Ce que Nirvelli ignorait, c’étaient les intentions de Yuma. La petite fille ne se contenterait pas d’admirer la production du Grand Sage ; puisque cette dite production lui était destinée. Les gestes délicats de Yuma, tout au long de la confection de l’ornement, n’avaient qu’un seul but : fabriquer un objet qui aiderait Nirvelli à capturer les meilleures choses, à embellir sa vie, à lui permettre de grandir en harmonie, à toujours s’émerveiller de la grandeur de l’Âme.  C’est pourquoi cette œuvre participerait à lui assurer le sommeil absolument nécessaire pour atteindre ces objectifs : un sommeil placide et réconfortant. Dans ces conditions, les pensées positives se bousculeraient… Elles seraient le terreau d’une philosophie de vie alliant dignité, sagesse, inventivité et modernité. Yuma savait combien vivre avec son temps était la clé de la préservation de sa communauté ; mais, ce savoir supposait, tout de même, un regard critique pour ne pas sombrer dans les trépas de l’évolution. C’est pourquoi l’objet de création aurait comme autre vocation, celle de faire passer les mauvaises choses à travers la toile les faisant, ainsi, définitivement disparaître par phénomène de dislocation. Mettre en exergue les potentialités de l’Humain dans ce qu’il a de singulier combinées à la complexité du système auquel il appartient, voilà l’un des principes de bases de l’Éducation des Arawaks et l’une des fonctions de cet objet en devenir. La quête du développement de Soi en cohérence et en équilibre avec les forces de vie fonderaient un autre axe de conduite éducative. Dès lors, le mouvement maîtrisé de l’Être entre lenteur et accélération, régularité et rupture, rythmé entre autre chose par les horloges biologiques et moléculaires seraient les bases énergiques indispensable à l’accomplissement de la personne.

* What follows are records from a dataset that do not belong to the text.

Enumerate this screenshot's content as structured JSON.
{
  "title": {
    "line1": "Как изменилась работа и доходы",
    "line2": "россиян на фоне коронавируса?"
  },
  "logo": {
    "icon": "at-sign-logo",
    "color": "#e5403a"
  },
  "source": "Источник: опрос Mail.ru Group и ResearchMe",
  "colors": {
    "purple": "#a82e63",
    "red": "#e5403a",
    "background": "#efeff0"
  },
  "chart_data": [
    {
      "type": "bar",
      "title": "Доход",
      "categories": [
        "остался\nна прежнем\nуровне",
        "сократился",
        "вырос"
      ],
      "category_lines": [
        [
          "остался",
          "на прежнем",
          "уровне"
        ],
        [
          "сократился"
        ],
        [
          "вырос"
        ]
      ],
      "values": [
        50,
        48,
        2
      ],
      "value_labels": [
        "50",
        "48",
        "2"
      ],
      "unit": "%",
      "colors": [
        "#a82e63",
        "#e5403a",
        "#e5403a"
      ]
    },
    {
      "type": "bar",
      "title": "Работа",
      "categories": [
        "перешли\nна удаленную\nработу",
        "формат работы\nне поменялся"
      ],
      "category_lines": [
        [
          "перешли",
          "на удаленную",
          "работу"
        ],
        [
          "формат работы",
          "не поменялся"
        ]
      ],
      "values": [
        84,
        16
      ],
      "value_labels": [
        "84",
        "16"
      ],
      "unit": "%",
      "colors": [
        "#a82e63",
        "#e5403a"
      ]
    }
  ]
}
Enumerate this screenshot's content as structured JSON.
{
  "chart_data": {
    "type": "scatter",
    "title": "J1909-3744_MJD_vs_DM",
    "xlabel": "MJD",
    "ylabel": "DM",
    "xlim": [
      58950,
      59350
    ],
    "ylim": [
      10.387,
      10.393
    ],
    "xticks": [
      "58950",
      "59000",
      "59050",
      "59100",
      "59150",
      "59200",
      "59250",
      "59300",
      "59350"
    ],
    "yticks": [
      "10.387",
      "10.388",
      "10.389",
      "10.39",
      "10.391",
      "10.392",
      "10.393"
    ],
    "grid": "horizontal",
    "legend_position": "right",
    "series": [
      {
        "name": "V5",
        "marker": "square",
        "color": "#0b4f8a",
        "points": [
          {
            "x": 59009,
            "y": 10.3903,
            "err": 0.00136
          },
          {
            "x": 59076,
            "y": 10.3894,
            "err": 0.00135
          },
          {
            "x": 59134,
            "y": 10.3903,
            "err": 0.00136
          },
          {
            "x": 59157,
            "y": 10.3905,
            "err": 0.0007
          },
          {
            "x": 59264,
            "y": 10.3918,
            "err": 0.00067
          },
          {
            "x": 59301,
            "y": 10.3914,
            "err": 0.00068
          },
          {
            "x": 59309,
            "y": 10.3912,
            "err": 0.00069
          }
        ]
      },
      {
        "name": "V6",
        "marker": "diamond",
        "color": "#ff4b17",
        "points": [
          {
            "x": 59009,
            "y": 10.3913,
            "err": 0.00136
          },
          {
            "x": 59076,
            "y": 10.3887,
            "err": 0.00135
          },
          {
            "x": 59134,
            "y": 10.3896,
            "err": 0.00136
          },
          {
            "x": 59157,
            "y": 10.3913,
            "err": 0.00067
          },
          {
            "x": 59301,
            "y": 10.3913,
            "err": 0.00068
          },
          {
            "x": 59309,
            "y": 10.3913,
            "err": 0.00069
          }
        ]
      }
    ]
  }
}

La motivation première de Yuma qui ne cessait de chercher à donner une forme à ses réflexions, à les représenter était de participer activement au passage initiatique de Nirvelli quittant le monde de l’enfance pour rejoindre celui de la pré-adolescence ; la guidant vers des horizons loyaux et constructifs, lui permettant ainsi de s’accomplir.

De ce fait, Yuma, tout naturellement, avait choisi d’offrir sa création encore en cours de réalisation le jour du commencement de la prochaine nouvelle Lune ; cette date concordait avec le jour d’anniversaire de Nirvelli, elle fêterait ses dix ans. La fillette allait recevoir son attrape-rêve aux fonctions quelque peu complexifiées du fait des intentions et des talents du Grand Sage.

Dans peu de jours, la surprise lui serait, ainsi, dévoilée. Une connexion durable entre Yuma l’initiateur et  Nirvelli la fillette en devenir serait établie pour le meilleur.